Low text quality when inferencing a gguf model with Neural Speed vs llama.cpp

Question

Low text quality when inferencing a gguf model with Neural Speed vs llama.cpp

Closed this issue 8 months ago · 5 comments

Current Behavior:

Genereted a gguf model from llama2-7b using llama.cpp code, and inferencing it directly with Neural Speed gives this text, and as u can see it's low quality:

While inference the exact same gguf file with llama.cpp gives me this text:

Steps To Reproduce:

# Windows
## llama.cpp
main.exe -m ggml-model-q4_0.gguf -p "Building a website can be done in 10 simple steps:" -n 512 --no-mmap --ignore-eos
## Neural Speed
python scripts\inference.py --model_name llama2 -m ggml-model-q4_0.gguf -n 512 -p "Building a website can be done in 10 simple steps:"

Environment:

OS: Win11
HW: SPR w9-3595X E5 128GB

Answer 1 · 2024-01-25T12:04:24.000Z

Maybe related due to same setup: Phi-2 converted to f32 works probably fine, int4 produces garbage output, with compute_dtype int8 and group size -1 (Ubuntu 22.04, Raptor Lake notebook).
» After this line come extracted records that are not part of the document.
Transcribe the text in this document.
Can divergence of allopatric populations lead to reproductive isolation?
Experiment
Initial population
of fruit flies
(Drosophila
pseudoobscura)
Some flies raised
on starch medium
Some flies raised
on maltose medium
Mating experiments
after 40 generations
Answer 2 · 2024-01-25T13:14:03.000Z

I don't think int4 with the params u mentioned are the issue, bcs if I don't use gguf models it works just fine with good quality text.

Answer 3 · 2024-01-25T13:16:48.000Z

I don't think that the quantization is the problem, too. Because in my case it's GGUF as well (converted and quantized).
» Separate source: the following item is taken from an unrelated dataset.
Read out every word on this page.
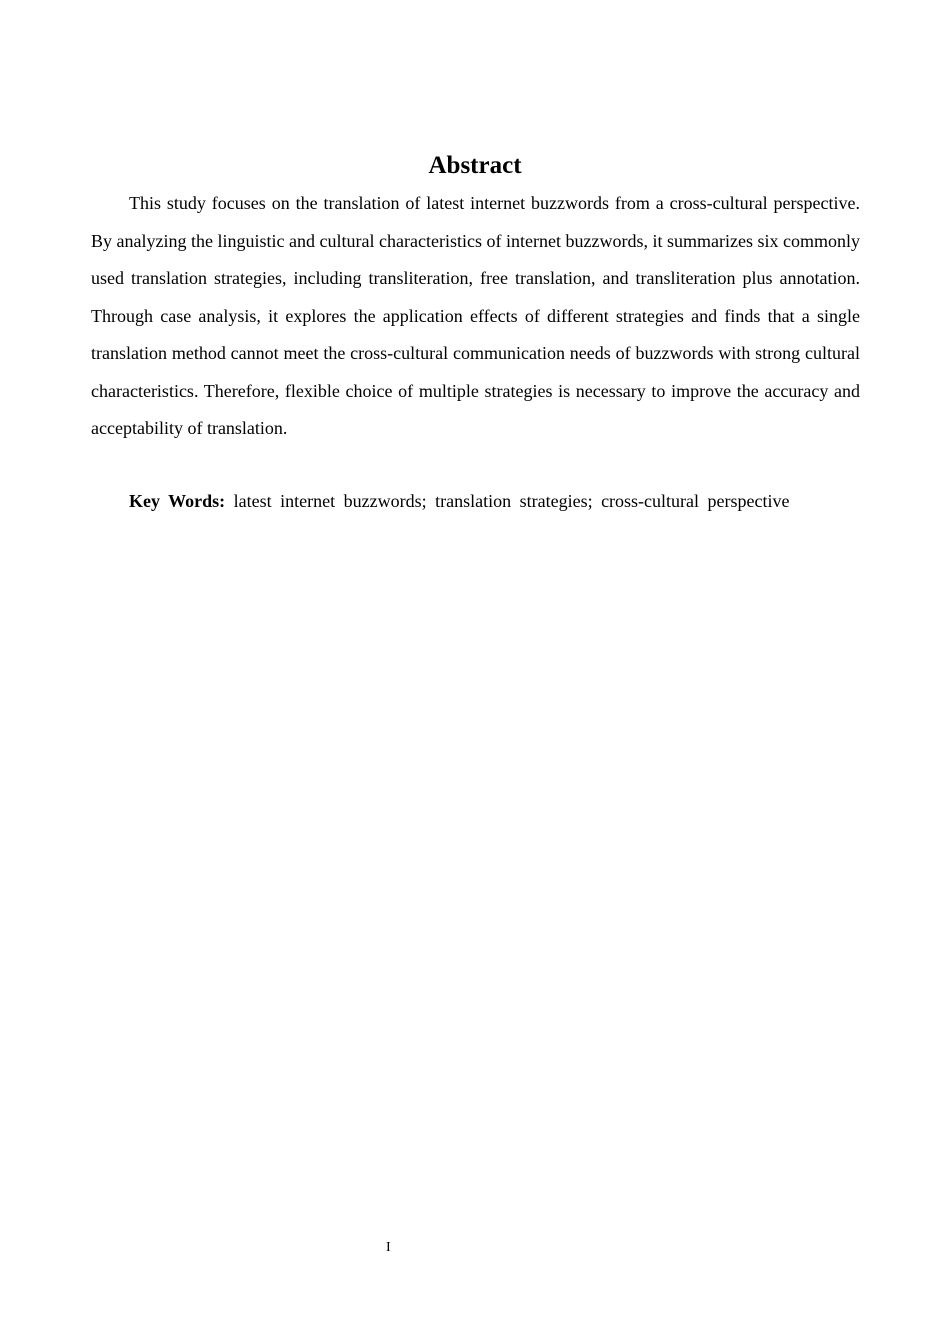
Abstract

This study focuses on the translation of latest internet buzzwords from a cross-cultural perspective. By analyzing the linguistic and cultural characteristics of internet buzzwords, it summarizes six commonly used translation strategies, including transliteration, free translation, and transliteration plus annotation. Through case analysis, it explores the application effects of different strategies and finds that a single translation method cannot meet the cross-cultural communication needs of buzzwords with strong cultural characteristics. Therefore, flexible choice of multiple strategies is necessary to improve the accuracy and acceptability of translation.

Key Words: latest internet buzzwords; translation strategies; cross-cultural perspective

I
Answer 4 · 2024-01-26T06:26:12.000Z

Maybe related due to same setup: Phi-2 converted to f32 works probably fine, int4 produces garbage output, with compute_dtype int8 and group size -1 (Ubuntu 22.04, Raptor Lake notebook).
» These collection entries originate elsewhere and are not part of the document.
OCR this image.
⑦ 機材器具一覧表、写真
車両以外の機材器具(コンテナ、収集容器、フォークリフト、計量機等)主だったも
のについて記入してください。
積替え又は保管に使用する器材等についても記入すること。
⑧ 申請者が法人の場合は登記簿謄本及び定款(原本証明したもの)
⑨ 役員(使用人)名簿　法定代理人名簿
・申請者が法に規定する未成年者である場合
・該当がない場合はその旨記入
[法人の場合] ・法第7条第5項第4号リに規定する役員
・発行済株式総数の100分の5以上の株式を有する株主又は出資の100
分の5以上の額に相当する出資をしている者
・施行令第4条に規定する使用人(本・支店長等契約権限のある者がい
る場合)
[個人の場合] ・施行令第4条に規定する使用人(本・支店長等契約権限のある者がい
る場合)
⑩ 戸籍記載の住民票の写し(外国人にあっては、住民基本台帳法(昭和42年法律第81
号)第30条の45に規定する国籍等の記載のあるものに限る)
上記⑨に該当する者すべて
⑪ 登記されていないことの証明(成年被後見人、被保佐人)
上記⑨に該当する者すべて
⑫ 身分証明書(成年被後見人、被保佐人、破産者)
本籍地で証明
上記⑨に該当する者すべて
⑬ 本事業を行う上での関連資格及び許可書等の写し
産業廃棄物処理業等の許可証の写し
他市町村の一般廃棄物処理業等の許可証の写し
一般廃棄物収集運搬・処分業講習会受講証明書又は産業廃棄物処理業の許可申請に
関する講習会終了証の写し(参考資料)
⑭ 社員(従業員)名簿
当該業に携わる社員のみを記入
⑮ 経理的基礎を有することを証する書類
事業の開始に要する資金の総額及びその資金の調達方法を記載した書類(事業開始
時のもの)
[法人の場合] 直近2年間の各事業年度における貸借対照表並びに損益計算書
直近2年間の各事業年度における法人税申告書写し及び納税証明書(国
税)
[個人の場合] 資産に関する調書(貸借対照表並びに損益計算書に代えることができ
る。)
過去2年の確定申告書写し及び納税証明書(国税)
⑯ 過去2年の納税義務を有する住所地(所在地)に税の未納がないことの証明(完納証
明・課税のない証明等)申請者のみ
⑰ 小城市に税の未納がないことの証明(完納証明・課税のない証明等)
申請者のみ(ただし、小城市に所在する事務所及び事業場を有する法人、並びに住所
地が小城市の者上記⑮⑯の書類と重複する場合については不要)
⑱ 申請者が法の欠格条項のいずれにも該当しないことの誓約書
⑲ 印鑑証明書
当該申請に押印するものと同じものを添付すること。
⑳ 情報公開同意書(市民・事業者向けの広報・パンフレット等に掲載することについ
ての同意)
i think you may open a new issue because use when i use quantization param group size -1 also cause bad output

Answer 5 · 2024-02-18T05:12:52.000Z

@aahouzi Hi, please try transformer-based APIs by using this script scripts/python_api_example_for_gguf.py.

Example in this PR: #48.

I have double-chekced it. The low quality text issue will not happen again if you use this script.